Ma poi, come risolve la Corte Costituzionale
l’evidente contrasto con quanto statuito in materia in ambito internazionale ed
europeo? La Suprema Corte se la “cava” con una mezza paginetta il cui afferma che:
“…su un piano generale conviene, innanzitutto, con le risoluzioni del
Parlamento Europeo circa la illiceità delle c.d. “consegne straordinarie”
perché contrarie alle tradizioni costituzionali e ai principi di diritto degli
Stati membri dell'Unione Europea ed integranti specifici reati”.
E, dunque, anche con la risoluzione 1507/2007 in cui si afferma
che non è possibile utilizzare il segreto di stato per
impedire gli accertamenti giudiziari o parlamentari su questo tipo di
violazioni, ma, in questo caso, la Corte ritiene il segreto di stato
validamente opposto perché:
“neppure da tali risoluzioni può trarsi la conclusione della
riconducibilità del reato costituito dall'ipotizzato sequestro di persona ad un
fatto “eversivo dell'ordine costituzionale”.

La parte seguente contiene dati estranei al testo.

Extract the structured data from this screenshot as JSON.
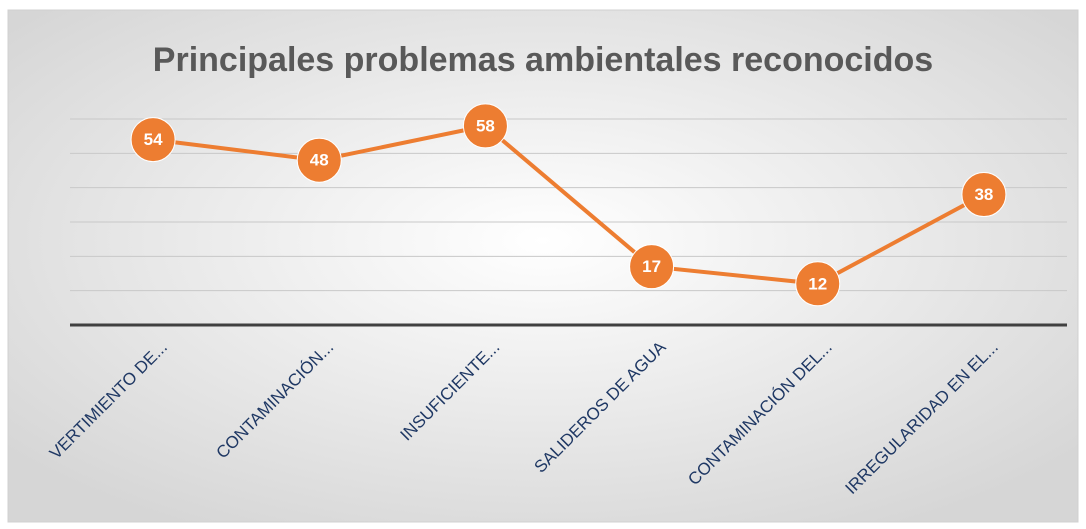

Non può trarsi la conclusione? La risoluzione dice chiaramente e
letteralmente che sulle extraordinary redention e su violazioni simili, ovvero sulle
violazioni dei diritti umani, il segreto di stato non può essere opposto e
basta. Non lo vincola in nessun modo al
fatto che tu possa configurarlo come un fatto eversivo o meno. Cioè il sequestro a scopo di tortura non può essere
coperto dal segreto di Stato, qualunque sia il nome che tu vuoi dare a questo
comportamento.
Ma ancora non basta, perché la Corte nella sentenza afferma una
cosa ancora più grave, ovvero che non è suo compito valutare se
e come il governo utilizzi il potere di segretazione.
Non è suo compito? Ma è
proprio questo il suo compito. La Corte svolge una funzione di
controllo costituzionale, e la politicità di un atto non esclude il suo
controllo, anzi è proprio questo che deve fare la Corte, deve valutare se il
potere politico ha, con un suo atto, violato i principi sanciti dalla
Costituzione. E questa valutazione deve essere compiuta anche per quanto
concerne il segreto di Stato perché la discrezionalità
del Presidente del Consiglio nel decidere su cosa apporre il segreto di stato
non è libera, ma incontra precisi limiti.

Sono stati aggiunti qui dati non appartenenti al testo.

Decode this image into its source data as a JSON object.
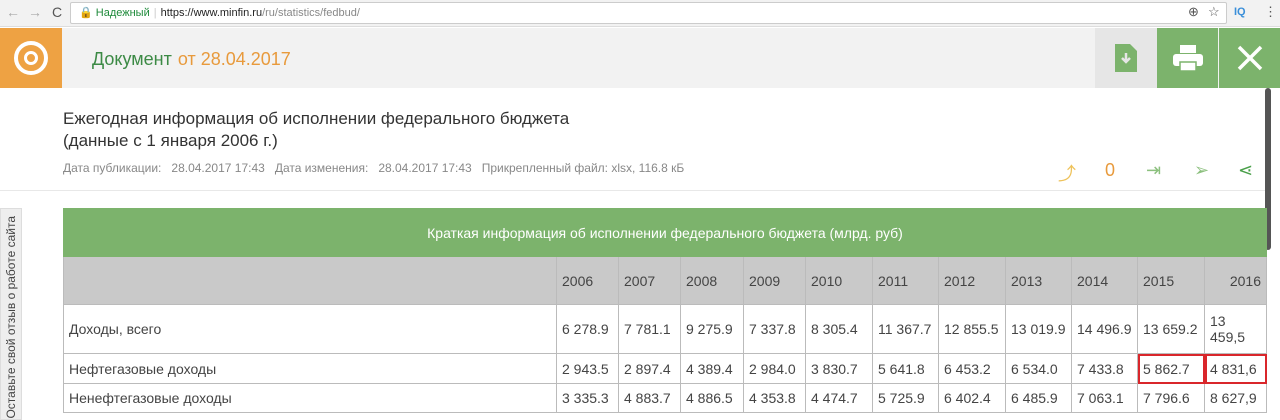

- I limiti previsti dalla costituzione,
- i limiti imposti dagli strumenti internazionali ed
europei
- e
i limiti previsti dalla stessa legge sul segreto di Stato.
E se il
rispetto dei limiti posti dalla legge sul segreto di Stato è demandato al
Parlamento e Comitato
parlamentare di controllo,
ora il COPASIR, il rispetto dei limiti costituzionali e di previsti dalle norme
internazionali ed europee è demandato proprio alla Corte Costituzionale.
Con questa sentenza, invece, la corte abdica alla sua funzione ed
abbandona nelle mani del potere politico la tutela dei diritti umani e la
gestione del segreto di Stato.
Sentenza gravissima dunque che, come dicevamo, per
un perverso gioco del pregiudizio che rende ciechi, non aveva suscitato grande
allarme.
Ma,
se una situazione è giusta o sbagliata prima o poi ci riguarda, e voltare lo
sguardo da un’altra parte non solo non serve ma, nel corso della storia, ha portato
a conseguenze tragiche.
Ed
invece noi ci siamo voltati dall’altra parte. A riportarci alla tragica realtà
è, però, arrivata la sentenza n. 40 del 2012 in cui la Corte Costituzionale
ribadisce i principi espressi nella sentenza sul sequestro di Abu Omar, solo
che questa volta vittime di reati gravissimi sono intere categorie di cittadini
italiani, ovvero cittadini che avevano un’idea politica opposta a quella del
governo. Infatti, dicevamo il totalitarismo rovesciato, a differenza del
totalitarismo classico che arrestava, purgava o mandava in esilio gli
oppositori, non mira apertamente a sopprimere le opposizioni, utilizza un altro
metodo. Vediamo quale.
La Procura
della Repubblica di Milano, scopre che a Roma, in Via Nazionale, il SISMI
dispone di un ufficio deputato ai depistaggi, alla creazione di documenti falsi
e al condizionamento della stampa, dove ritrova un archivio contenente migliaia
di note e dossier illegali su politici, magistrati, giornalisti, personaggi del
mondo economico- finanziario, sindacale, ecc....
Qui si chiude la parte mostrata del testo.